The second important change was the introduction of route statistics available under “Details” for every route:

Giving you valuable insights regarding incline, surface or bike/foot networks. Especially when alternative routes are given or you open multiple tabs with different via points this is a nice way to explore your routes. More about these improvements in another blog post.

Now a few example will follow where you can immediately see how and where the new elevation data is a nice improvement.

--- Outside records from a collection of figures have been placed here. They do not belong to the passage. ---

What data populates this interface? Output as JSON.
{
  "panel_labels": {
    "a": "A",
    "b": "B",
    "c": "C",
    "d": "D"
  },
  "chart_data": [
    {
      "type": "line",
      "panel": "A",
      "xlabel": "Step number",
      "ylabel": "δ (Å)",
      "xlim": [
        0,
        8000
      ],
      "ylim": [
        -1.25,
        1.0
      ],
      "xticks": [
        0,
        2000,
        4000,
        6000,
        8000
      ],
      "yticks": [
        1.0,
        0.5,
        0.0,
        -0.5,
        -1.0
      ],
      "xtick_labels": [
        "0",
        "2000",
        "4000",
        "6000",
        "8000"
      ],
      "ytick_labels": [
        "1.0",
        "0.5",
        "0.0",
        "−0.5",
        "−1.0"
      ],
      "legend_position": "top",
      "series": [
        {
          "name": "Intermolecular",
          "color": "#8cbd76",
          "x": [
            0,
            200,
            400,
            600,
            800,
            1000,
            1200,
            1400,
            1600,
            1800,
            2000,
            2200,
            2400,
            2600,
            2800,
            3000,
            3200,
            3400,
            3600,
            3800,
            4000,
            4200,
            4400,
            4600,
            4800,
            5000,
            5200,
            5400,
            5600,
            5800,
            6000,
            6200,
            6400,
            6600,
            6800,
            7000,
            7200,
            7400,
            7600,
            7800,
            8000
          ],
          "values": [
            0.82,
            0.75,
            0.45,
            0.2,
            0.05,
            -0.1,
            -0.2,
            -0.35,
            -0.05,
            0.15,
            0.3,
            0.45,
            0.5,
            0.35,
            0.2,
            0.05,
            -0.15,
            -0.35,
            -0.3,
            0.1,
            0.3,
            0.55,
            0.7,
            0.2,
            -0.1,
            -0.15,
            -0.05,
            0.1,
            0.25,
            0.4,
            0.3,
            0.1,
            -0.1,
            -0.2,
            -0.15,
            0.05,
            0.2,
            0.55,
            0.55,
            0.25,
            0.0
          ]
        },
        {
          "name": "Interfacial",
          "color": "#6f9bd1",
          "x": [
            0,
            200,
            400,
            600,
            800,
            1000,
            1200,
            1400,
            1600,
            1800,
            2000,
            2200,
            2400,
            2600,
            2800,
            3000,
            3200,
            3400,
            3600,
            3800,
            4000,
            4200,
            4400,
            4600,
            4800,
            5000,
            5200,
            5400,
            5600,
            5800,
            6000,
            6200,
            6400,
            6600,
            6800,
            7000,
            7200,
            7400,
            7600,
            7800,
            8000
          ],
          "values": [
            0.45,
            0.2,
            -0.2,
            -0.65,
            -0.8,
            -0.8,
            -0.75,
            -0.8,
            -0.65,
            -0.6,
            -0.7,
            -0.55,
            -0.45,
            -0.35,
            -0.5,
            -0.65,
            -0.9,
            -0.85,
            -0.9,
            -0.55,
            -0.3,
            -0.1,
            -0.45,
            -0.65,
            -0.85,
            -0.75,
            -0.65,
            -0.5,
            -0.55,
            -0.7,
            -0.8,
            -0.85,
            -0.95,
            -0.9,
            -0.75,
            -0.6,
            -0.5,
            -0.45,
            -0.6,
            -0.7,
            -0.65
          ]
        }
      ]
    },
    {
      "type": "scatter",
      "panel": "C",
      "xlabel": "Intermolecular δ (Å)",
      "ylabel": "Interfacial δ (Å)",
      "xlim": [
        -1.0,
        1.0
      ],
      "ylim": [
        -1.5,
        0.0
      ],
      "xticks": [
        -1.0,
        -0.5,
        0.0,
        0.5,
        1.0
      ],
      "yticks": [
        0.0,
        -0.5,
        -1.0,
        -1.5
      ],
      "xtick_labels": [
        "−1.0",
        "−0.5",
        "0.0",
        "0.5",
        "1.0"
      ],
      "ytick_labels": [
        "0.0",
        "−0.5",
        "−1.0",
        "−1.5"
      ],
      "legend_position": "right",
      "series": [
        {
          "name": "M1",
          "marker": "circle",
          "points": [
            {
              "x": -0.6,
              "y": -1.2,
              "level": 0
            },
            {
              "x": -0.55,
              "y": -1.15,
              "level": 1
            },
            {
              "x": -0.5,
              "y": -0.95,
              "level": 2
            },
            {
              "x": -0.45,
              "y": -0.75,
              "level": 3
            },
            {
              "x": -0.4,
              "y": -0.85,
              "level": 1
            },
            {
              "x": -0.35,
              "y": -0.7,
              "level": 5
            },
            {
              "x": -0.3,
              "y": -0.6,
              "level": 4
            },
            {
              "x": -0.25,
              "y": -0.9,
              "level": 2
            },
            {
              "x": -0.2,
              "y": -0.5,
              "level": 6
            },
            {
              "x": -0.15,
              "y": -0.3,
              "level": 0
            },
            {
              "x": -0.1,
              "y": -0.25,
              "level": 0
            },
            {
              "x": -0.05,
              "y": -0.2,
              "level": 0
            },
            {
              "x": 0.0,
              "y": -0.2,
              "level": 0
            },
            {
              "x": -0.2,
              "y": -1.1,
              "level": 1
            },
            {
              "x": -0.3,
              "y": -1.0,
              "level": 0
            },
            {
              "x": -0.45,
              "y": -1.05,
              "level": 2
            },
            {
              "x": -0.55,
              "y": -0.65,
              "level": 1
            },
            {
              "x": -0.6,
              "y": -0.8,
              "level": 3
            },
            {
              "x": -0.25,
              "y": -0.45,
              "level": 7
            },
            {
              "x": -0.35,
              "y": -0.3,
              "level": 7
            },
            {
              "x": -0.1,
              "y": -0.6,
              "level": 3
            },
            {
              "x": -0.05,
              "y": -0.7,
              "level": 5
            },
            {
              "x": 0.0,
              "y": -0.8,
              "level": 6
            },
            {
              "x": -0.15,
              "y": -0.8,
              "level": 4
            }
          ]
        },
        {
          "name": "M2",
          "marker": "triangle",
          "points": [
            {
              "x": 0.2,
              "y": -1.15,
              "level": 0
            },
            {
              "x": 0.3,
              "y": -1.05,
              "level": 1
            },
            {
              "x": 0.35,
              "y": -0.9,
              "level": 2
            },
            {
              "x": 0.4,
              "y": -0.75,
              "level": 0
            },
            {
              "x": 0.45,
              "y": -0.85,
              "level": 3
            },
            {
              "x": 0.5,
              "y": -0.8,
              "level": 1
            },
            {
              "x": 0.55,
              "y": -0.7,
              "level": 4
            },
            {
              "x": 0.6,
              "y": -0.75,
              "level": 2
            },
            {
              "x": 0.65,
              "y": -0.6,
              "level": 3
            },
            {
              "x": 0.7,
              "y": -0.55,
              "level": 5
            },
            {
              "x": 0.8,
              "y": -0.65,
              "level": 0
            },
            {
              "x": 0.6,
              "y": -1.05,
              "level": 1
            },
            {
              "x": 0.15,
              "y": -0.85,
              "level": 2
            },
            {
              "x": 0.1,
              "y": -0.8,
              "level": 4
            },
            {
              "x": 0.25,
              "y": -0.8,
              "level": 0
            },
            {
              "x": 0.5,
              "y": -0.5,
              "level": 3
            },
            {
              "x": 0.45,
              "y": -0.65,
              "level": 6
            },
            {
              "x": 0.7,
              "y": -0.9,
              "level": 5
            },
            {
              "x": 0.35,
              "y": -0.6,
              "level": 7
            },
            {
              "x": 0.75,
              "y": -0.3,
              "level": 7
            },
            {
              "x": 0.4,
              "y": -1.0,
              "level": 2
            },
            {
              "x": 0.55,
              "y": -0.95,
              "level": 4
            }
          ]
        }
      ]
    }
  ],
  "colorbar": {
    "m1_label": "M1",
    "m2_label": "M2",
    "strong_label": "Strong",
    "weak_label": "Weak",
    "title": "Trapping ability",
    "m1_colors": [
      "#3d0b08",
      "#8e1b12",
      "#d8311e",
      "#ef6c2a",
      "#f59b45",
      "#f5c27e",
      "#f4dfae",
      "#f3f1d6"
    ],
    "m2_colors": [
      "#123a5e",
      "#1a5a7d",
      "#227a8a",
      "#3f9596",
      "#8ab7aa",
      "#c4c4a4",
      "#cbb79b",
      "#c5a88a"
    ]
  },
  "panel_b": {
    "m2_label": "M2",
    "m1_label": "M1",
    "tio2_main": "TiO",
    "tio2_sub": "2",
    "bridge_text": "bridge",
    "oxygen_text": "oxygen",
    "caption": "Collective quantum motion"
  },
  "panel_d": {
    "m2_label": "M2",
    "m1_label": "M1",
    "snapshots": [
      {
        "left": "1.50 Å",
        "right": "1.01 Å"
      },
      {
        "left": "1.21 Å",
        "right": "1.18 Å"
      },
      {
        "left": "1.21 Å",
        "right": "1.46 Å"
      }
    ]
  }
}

The first example is a typical case where a road is close to a river with nearly no elevation change, but it is also close to a mountain with a steep incline leading to bigger artifacts for less precise elevation data:

The second example is a road around a few smaller hills and you can see how the more precise elevation data form a completely different picture of the route ahead:

The third example is a road on a mountain in Japan that looks a bit like steps with the less precise elevation data:

The fourth example shows that this elevation data improvement is of course also beneficial for hiking routes:

The fifth example shows a tricky route where a popular bike routing service shows an extreme decline and incline (+-90m) in the middle of the route although there is nothing. However, our approach is different and does not produce such extreme artifacts:

The last example illustrates that better elevation data is also important to get improved energy estimates for electric cars:

In this example on a German Autobahn the total incline isn’t the important bit that improved but the sharp and incorrect incline above 10% was significantly reduced from 207m (see picture) to less than 100m (click image) which makes client-side energy estimates more precise.

This new elevation data from mapterhorn is already live for all APIs of our commercial offering since a few weeks.

So happy routing and try it out in GraphHopper Maps!